Честно говоря, я не думал, что он ответит. У детской жестокости нет ни оправдания, ни ответа. Но у этого охотника ответ был. Приостановившись в дверях и выплюнув проволочные скобки, он громко, с вызовом выкрикнул:

— Русская шлюха!

— Август! — сказала старуха из окна с ощутимым сердитым укором, — очевидно, осуждая это словечко, которое не пристало употреблять ребенку, и покосившись на девушку, будто видя в ней причину, которая побуждает мальчика сквернословить.

— Это ложь! — крикнула девушка опять по-русски: наверно, чтобы я понял ее возмущение, и еще что-то добавила по-латышски.

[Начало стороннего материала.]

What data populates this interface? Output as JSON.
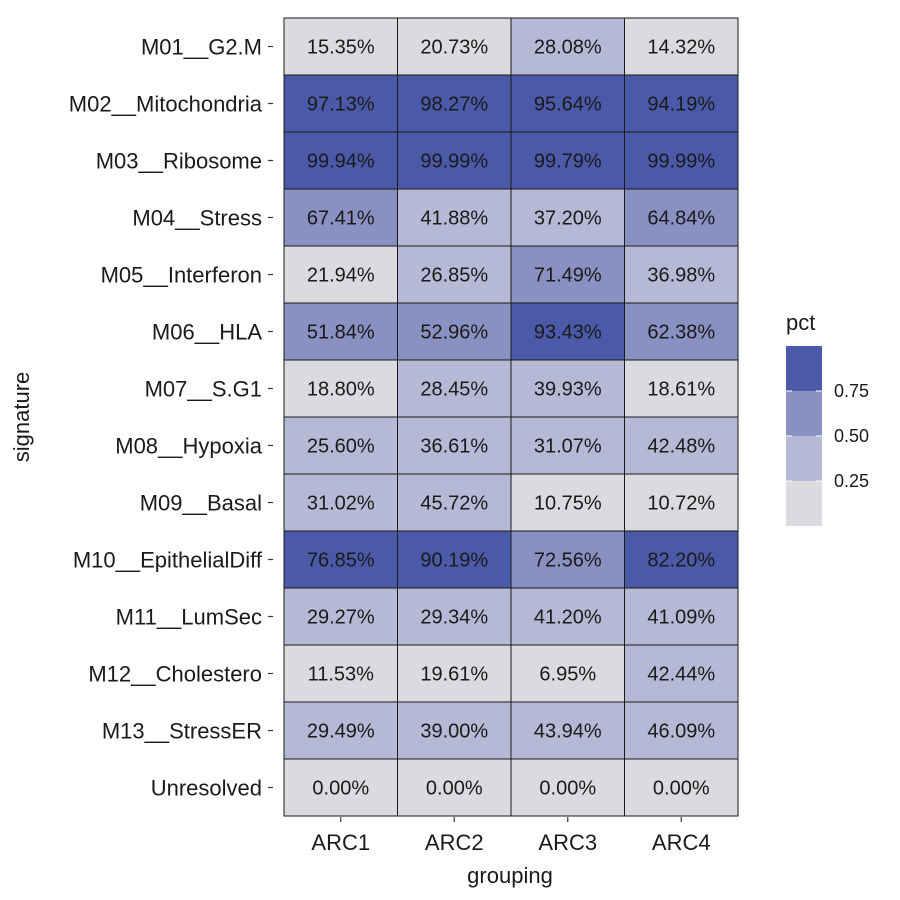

Старуха из окна ей ответила. Мальчишка повертел головой, глянул на старуху и, переведя глаза на девушку, уставился на нее нагловатыми крапчатыми глазами. И, как бы подтверждая, что от своих слов не отказывается, он закончил этот непонятный мне диалог тоже по-русски, чтобы и я понял:

— Все равно — шлюха! Ходишь с русским!

— Август! — позвала старуха уже сердито, и он исчез в подъезде, стукнувшись о косяк.

На губах старухи опять мелькнула тень усмешки. Так улыбается воспитанный человек, заметив что-то непристойное: понимающе, сожалеюще и с оттенком участия. Окно с треском захлопнулось.

Подростки один за другим всосались в подъезд, и девушка, круто развернувшись, прижав к щеке носовой платок, пошла прочь. А я не знал, идти ли мне следом или провалиться сквозь землю. Она так и не простила мне этого. То ли того, что я не смог ее защитить хотя бы от оскорбления, то ли того, что я русский, — уж не знаю, чего, но факт то, что не простила.

Я потом думал, что станется с этим малолетним стрелком — не будет больше стрелять по русским из рогатки, а найдет что-нибудь поувесистей? А, может, повзрослев, поумнеет? Но что в гаком случае значит — п о у м н е е т? Для человека, желающего стрелять, дело всегда найдется.